Rehan Qayoom is a British poet, translator and editor of English and Urdu. Educated at Birkbeck College, University of London, his poems and articles have appeared in numerous magazines and
periodicals. His books include Seeking Betjeman Country
(2006), Prose 1997 - 2008 (2009), The Borders (2012) and About Time, a collection of his poetry in English.
He is the editor of the prose and poetry of Morney Wilson, published as Martyr Doll, Remains and The Recordings (2011).

Wednesday, 26 January 2011

A Note on Shakespeare's King Lear

Shakespeare’s plots and his language, particularly in King Lear do not work upon principles of common sense. It is obvious that Shakespeare suffered from the same bad case of tachycardia which troubles Lear:
Lear goes through the speech, as I say, like one actually being born, with a confused terror of the incarceration into flesh (in the grip of the weaver at the womb door), and broken glimpses of the female genitalia as the topography of Hell. But then, immediately after this darkest moment, and after some snatches of ‘we came crying hither’ and ‘the first time that we smell the air/We waul and cry’, and ‘When we are born we cry that we are come/To this great stage of fools’, he emerges, as on the opposite side of a Black Hole, into a new universe, punished, corrected, enlightened and transfigured, as a grey-haired babe, and the Goddess embraces him, correspondingly transformed, and wakens him with a kiss, as Coredelia.
(Ted Hughes.  Shakespeare & the Goddess of Complete Being. Faber & Faber, 1992, revised & corrected, 1993. 263, 264).
When Ted Hughes was writing his chapter(s) about the eye in King Lear in Shakespeare & the Goddess of Complete Being (it is my favourite book on Shakespeare in which Hughes hits upon the skeleton-key to understanding Shakespeare) he came down with shingles and had to continue writing in bed, blind in his right eye.  Shortly before his death he told the poet Andrew Motion that writing the book had shortened his life and showed him his hands, the lines of which had ruptured in blood as he wrote the book.  In it, he touches upon reactivation of myths of the Egyptian sun god Re and his daughter, the Eye.

There is a passage in Geoffrey of Monmouth - One of Shakespeare's major sources for the play) in which, after relating him (Lear) to the god Janus (an altar to whom was reconstructed as Llyr’s tomb) - A prophecy is recorded from the mouth of Merlin that the ancient Drudic religion of the oak-cult will be swept away by Christianity and left to dwell forgotten in the Castle of Arianrod (the Corona Borealis).

Lear is England’s first Crow God (descended by archeological/religious/mythical evidence from Apollo, also a Crow God).
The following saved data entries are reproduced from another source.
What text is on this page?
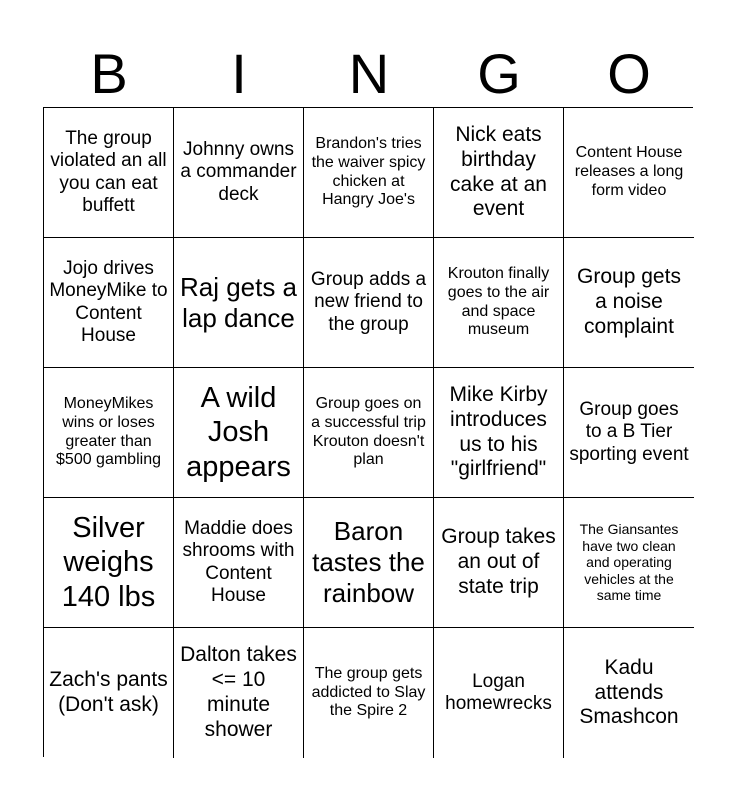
B	I	N	G	O
The group violated an all you can eat buffett
Johnny owns a commander deck
Brandon's tries the waiver spicy chicken at Hangry Joe's
Nick eats birthday cake at an event
Content House releases a long form video
Jojo drives MoneyMike to Content House
Raj gets a lap dance
Group adds a new friend to the group
Krouton finally goes to the air and space museum
Group gets a noise complaint
MoneyMikes wins or loses greater than $500 gambling
A wild Josh appears
Group goes on a successful trip Krouton doesn't plan
Mike Kirby introduces us to his "girlfriend"
Group goes to a B Tier sporting event
Silver weighs 140 lbs
Maddie does shrooms with Content House
Baron tastes the rainbow
Group takes an out of state trip
The Giansantes have two clean and operating vehicles at the same time
Zach's pants (Don't ask)
Dalton takes <= 10 minute shower
The group gets addicted to Slay the Spire 2
Logan homewrecks
Kadu attends Smashcon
Llyr also has canny associations with King Lud.  At Ludgate, according to Islamic Tradition will take place the encounter between the Messiah and the antichrist.

There are stories in literature that exist upon the page and there are underlying, hidden, inner stories within them and inside the page (between the lines, so to say). If the reader can get to the heart of a book or the play within the play he has got to the truth.

And what of Cordelia’s mythic ancestry? In the Welsh myth from whence the story originates, she, Creddylad, is the third of the Triple Goddesses, she was banished out to sea as a heron for 300 years (her name is still the Welsh word for heron). Cordelia is the triple Tragic Equation itself and as such is silent.  One of the meanings of her name is the heart of Lear, in French.